Ve gelelim mahkemede sorulan, hukukun h’sinden bihaber sorulara. 1980’li yıllarda üniversite okurken kaldığı yurdun adını soruyor mahkeme. “Bornova Kredi ve Yurtlar Kurumu” cevabını beğenmeyince bu kez arkadaşlarıyla birlikte kaldığı öğrenci evini sorguluyor. 9 Eylül Üniversitesi Gazetecilikten mezun olan Kamış, arkadaşlarıyla ev tutup kaldığını söyleyerek çok samimi ve doğru bir cevap veriyor.
Ve sonunda dayanamayıp diyor ki, “Bunlar bu mahkemeyi ilgilendiren şeyler mi? 1983 yılında Türkiye Cumhuriyeti yasalarına göre suç olmayan bir eylem yapmış olabilirim. 83 (öğrenciliğini kast ediyor) yılına gitmenizin bir anlamı yok. Tekrar ediyorum, ben ilkeleri olan bir gazeteciyim.”
Gazetede birlikte çalıştığı insanları tanıyıp tanımadığını da sormuşlar. Gazetede örgütsel faaliyete tanık olup olmadığını. ‘Keşke size o ortamı anlatabilsem’ diyor, yayın toplantısı yaparız, yayın yönetmeni onaylar ya da reddeder’ diyor. Yıllarca birlikte çalıştığı insanları soruyorlar bir de. Elbette mesai arkadaşlarını tanıdığını inkar edecek değildi. Peki bir gazeteciye neden ailesiyle birlikte Amerika’ya yaptığı seyahat sorulur? Ya da 1997 yılında yani 26 yıl önce hesap açtırdığı Bank Asya’ya yatırdığı para? AİHM’in 26 Eylül’de açıkladığı karara göre bunların hiçbiri suç olmadığını defalarca yazdık.

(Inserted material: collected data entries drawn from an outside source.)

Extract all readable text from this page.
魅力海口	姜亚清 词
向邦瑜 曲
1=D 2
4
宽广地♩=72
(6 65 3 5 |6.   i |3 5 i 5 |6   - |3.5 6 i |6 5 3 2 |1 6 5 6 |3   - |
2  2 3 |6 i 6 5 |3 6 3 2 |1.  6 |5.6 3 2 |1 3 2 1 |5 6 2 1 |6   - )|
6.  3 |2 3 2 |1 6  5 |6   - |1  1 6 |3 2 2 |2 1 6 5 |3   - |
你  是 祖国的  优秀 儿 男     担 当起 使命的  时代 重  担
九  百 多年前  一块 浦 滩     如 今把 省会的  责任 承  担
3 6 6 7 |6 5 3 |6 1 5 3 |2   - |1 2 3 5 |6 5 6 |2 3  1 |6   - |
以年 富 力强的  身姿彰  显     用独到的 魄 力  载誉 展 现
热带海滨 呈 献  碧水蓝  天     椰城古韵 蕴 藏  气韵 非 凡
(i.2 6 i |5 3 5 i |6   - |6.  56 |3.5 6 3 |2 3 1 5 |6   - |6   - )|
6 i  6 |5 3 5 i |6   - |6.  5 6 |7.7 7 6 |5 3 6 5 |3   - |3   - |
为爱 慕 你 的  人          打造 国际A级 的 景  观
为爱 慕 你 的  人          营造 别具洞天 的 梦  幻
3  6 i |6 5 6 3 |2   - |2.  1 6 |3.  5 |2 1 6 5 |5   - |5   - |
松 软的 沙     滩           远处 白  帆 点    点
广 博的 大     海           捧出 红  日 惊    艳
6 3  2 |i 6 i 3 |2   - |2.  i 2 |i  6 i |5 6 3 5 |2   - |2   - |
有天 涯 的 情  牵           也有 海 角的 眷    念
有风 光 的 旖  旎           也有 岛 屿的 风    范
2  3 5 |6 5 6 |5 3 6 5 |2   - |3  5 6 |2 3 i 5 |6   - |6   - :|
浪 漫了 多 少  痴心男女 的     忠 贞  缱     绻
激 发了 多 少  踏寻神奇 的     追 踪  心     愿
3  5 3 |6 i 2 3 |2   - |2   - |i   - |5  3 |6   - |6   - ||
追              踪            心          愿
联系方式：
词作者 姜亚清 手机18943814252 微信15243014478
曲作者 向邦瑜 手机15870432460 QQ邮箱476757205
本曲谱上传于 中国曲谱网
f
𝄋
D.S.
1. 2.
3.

“YAZARLIK YAPTIĞIM İÇİN ÖZÜR DİLİYORUM”
Ve en sonunda mahkeme heyeti, tek uğraşı gazetecilik olan, fotoğraf sanatına tutkusuyla bilinen ve ilkeli bir gazeteci olduğunu belirten Kamış’a ‘etkin pişmanlıktan yararlanmak ister misin’ diye soruyor Kamış ise bu soruya verilebilecek en güzel cevaplardan birini vermiş: “Bu ne demek? Nasıl etkin pişman olacağım yani. Yazarlık yaptığım için özür diliyorum.”
Kamış’ı yargılayan ‘kıdemsiz’lerin bu cümlenin manasını anlaması daha çok zaman alacak bunu biliyoruz, anlasa da belki yine bir şey değişmeyecek, maalesef bunu da biliyoruz.